Instructions
Check to see which material the marble is made froml. If it has any kind of eye-catching color pattern, then it will be a glass marble. China and clay marbles are plain-looking, with only basic floral decoration at best, and their chips or dents will show discoloration. Because they lack visual appeal, these are of little interest to collectors, even though some of them can be hundreds of years old.
Examine the marble carefully to see if if there are any slight puckerings in the surface of the glass. Known as pontil marks, these are a sign of hand craftsmanship. A marble with no pontil marks is machine-made and thus unlikely to be collectible. A marble with two pontil marks - one on either side -- was probably made in the 1850 to 1914 period by a glassblower specializing in marbles. A marble with only one pontil mark is known as an "end of day" piece. This means it was made by a glassblower as a one-off, probably as a present for a child. "End of day" marbles are much more scarce that their ordinary handmade counterparts.

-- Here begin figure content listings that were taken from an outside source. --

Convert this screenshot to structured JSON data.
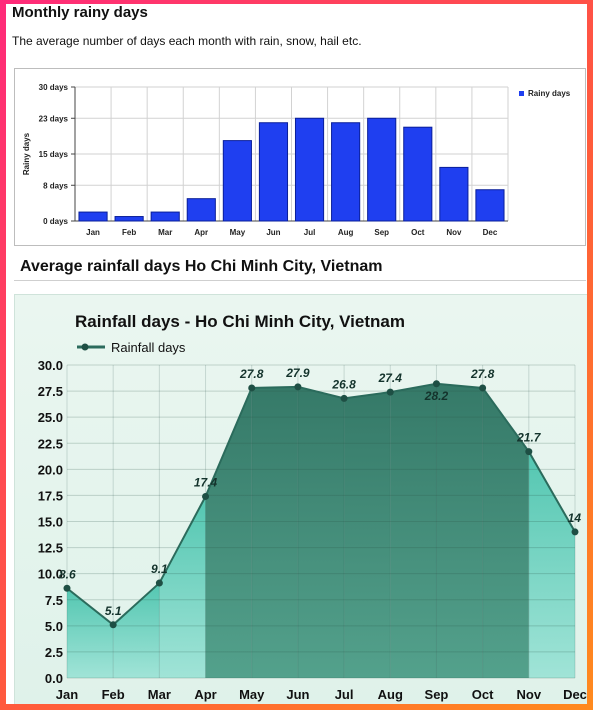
{
  "section1": {
    "title": "Monthly rainy days",
    "subtitle": "The average number of days each month with rain, snow, hail etc."
  },
  "section2": {
    "title": "Average rainfall days Ho Chi Minh City, Vietnam"
  },
  "colors": {
    "bar_fill": "#1f3ff0",
    "bar_stroke": "#0a1f9a",
    "area_light": "#7fd6c6",
    "area_dark": "#2f7a68",
    "line": "#2b6b5c",
    "marker": "#1e4f44"
  },
  "chart_data": [
    {
      "type": "bar",
      "categories": [
        "Jan",
        "Feb",
        "Mar",
        "Apr",
        "May",
        "Jun",
        "Jul",
        "Aug",
        "Sep",
        "Oct",
        "Nov",
        "Dec"
      ],
      "series": [
        {
          "name": "Rainy days",
          "values": [
            2,
            1,
            2,
            5,
            18,
            22,
            23,
            22,
            23,
            21,
            12,
            7
          ]
        }
      ],
      "ylabel": "Rainy days",
      "ylim": [
        0,
        30
      ],
      "yticks": [
        0,
        8,
        15,
        23,
        30
      ],
      "ytick_labels": [
        "0 days",
        "8 days",
        "15 days",
        "23 days",
        "30 days"
      ],
      "grid": true,
      "legend": "right"
    },
    {
      "type": "area",
      "title": "Rainfall days - Ho Chi Minh City, Vietnam",
      "categories": [
        "Jan",
        "Feb",
        "Mar",
        "Apr",
        "May",
        "Jun",
        "Jul",
        "Aug",
        "Sep",
        "Oct",
        "Nov",
        "Dec"
      ],
      "series": [
        {
          "name": "Rainfall days",
          "values": [
            8.6,
            5.1,
            9.1,
            17.4,
            27.8,
            27.9,
            26.8,
            27.4,
            28.2,
            27.8,
            21.7,
            14
          ],
          "labels": [
            "8.6",
            "5.1",
            "9.1",
            "17.4",
            "27.8",
            "27.9",
            "26.8",
            "27.4",
            "28.2",
            "27.8",
            "21.7",
            "14"
          ]
        }
      ],
      "ylim": [
        0,
        30
      ],
      "yticks": [
        0,
        2.5,
        5,
        7.5,
        10,
        12.5,
        15,
        17.5,
        20,
        22.5,
        25,
        27.5,
        30
      ],
      "ytick_labels": [
        "0.0",
        "2.5",
        "5.0",
        "7.5",
        "10.0",
        "12.5",
        "15.0",
        "17.5",
        "20.0",
        "22.5",
        "25.0",
        "27.5",
        "30.0"
      ],
      "grid": true,
      "legend": "top-left"
    }
  ]
}
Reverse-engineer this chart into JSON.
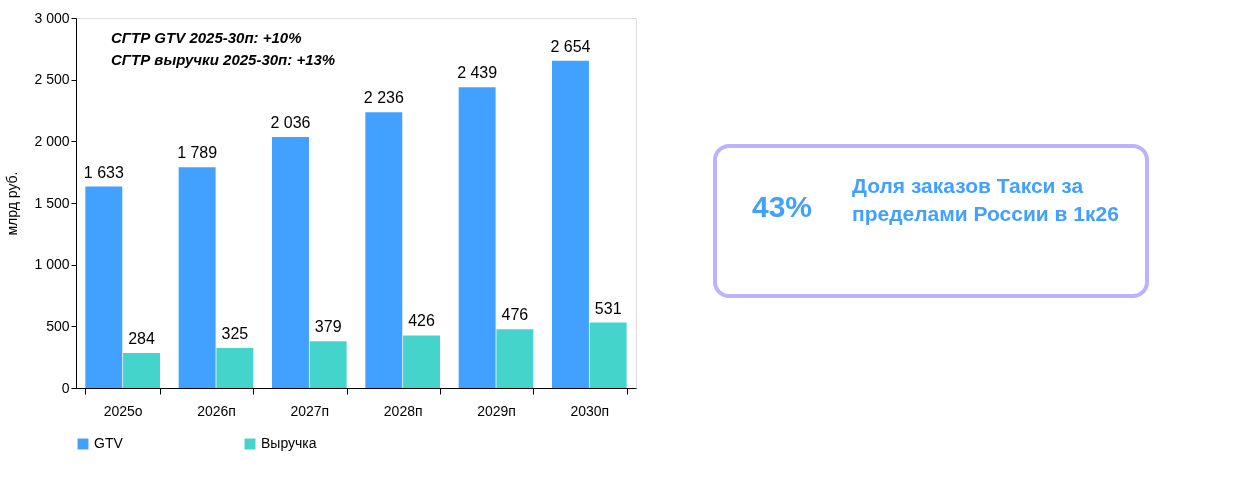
{
  "chart_data": [
    {
      "type": "bar",
      "ylabel": "млрд руб.",
      "categories": [
        "2025о",
        "2026п",
        "2027п",
        "2028п",
        "2029п",
        "2030п"
      ],
      "series": [
        {
          "name": "GTV",
          "color": "#42a1ff",
          "values": [
            1633,
            1789,
            2036,
            2236,
            2439,
            2654
          ],
          "value_labels": [
            "1 633",
            "1 789",
            "2 036",
            "2 236",
            "2 439",
            "2 654"
          ]
        },
        {
          "name": "Выручка",
          "color": "#45d4cc",
          "values": [
            284,
            325,
            379,
            426,
            476,
            531
          ],
          "value_labels": [
            "284",
            "325",
            "379",
            "426",
            "476",
            "531"
          ]
        }
      ],
      "ylim": [
        0,
        3000
      ],
      "yticks": [
        0,
        500,
        {
          "value": 1000,
          "label": "1 000"
        },
        {
          "value": 1500,
          "label": "1 500"
        },
        {
          "value": 2000,
          "label": "2 000"
        },
        {
          "value": 2500,
          "label": "2 500"
        },
        {
          "value": 3000,
          "label": "3 000"
        }
      ],
      "grid": false,
      "legend": "bottom",
      "annotations": [
        "СГТР GTV 2025-30п: +10%",
        "СГТР  выручки 2025-30п: +13%"
      ]
    },
    {
      "type": "other",
      "annotations": [
        "43%",
        "Доля заказов Такси за пределами России в 1к26"
      ]
    }
  ]
}
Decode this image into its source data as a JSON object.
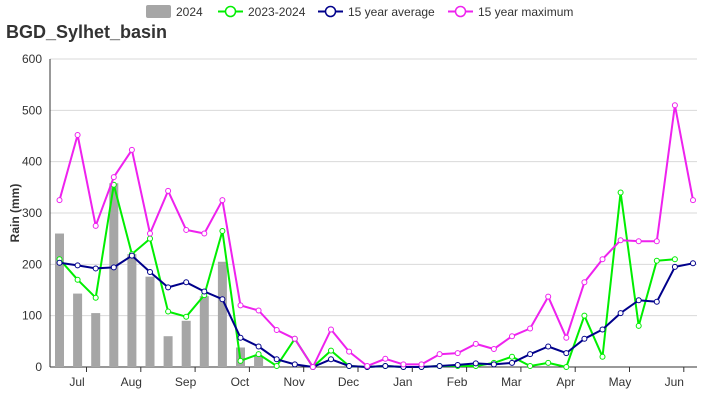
{
  "chart_data": {
    "type": "bar+line",
    "title": "BGD_Sylhet_basin",
    "ylabel": "Rain (mm)",
    "xlabel": "",
    "ylim": [
      0,
      600
    ],
    "yticks": [
      "0",
      "100",
      "200",
      "300",
      "400",
      "500",
      "600"
    ],
    "month_labels": [
      "Jul",
      "Aug",
      "Sep",
      "Oct",
      "Nov",
      "Dec",
      "Jan",
      "Feb",
      "Mar",
      "Apr",
      "May",
      "Jun"
    ],
    "grid": true,
    "legend_position": "top",
    "series": [
      {
        "name": "2024",
        "kind": "bar",
        "color": "#a6a6a6",
        "values": [
          260,
          143,
          105,
          358,
          220,
          176,
          60,
          90,
          138,
          205,
          38,
          22
        ]
      },
      {
        "name": "2023-2024",
        "kind": "line",
        "color": "#00ee00",
        "values": [
          210,
          170,
          135,
          355,
          220,
          250,
          108,
          98,
          140,
          265,
          12,
          25,
          2,
          55,
          0,
          32,
          2,
          0,
          2,
          0,
          0,
          2,
          2,
          2,
          8,
          20,
          2,
          8,
          0,
          100,
          20,
          340,
          80,
          207,
          210
        ]
      },
      {
        "name": "15 year average",
        "kind": "line",
        "color": "#00008b",
        "values": [
          203,
          198,
          192,
          194,
          217,
          185,
          155,
          165,
          147,
          132,
          57,
          40,
          15,
          5,
          0,
          15,
          2,
          0,
          2,
          0,
          0,
          2,
          4,
          7,
          5,
          8,
          25,
          40,
          27,
          55,
          73,
          105,
          130,
          127,
          195,
          202
        ]
      },
      {
        "name": "15 year maximum",
        "kind": "line",
        "color": "#ee22ee",
        "values": [
          325,
          452,
          275,
          370,
          423,
          260,
          343,
          267,
          260,
          325,
          120,
          110,
          72,
          55,
          0,
          73,
          30,
          2,
          16,
          5,
          5,
          25,
          27,
          45,
          35,
          60,
          75,
          137,
          57,
          165,
          210,
          247,
          245,
          245,
          510,
          325
        ]
      }
    ]
  }
}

Inspect the marble's pattern. As a general rule, the more painstaking and deliberate the pattern seems, the more collectible the marble is likely to be. For this reason, among the least interesting are "slag" marbles made from odds and ends of colored glass squashed together at random. By far the most collectible are "sulphides." Dating from Germany in the 1850s, these are clear marbles housing small clay figures, usually busts of famous people, depictions of landmark buildings and so on. Sulphides are scarce and valuable.
Check the condition of the marble. While collectors will overlook tiny blemishes, a marble that has sustained multiple chips will have little resale value.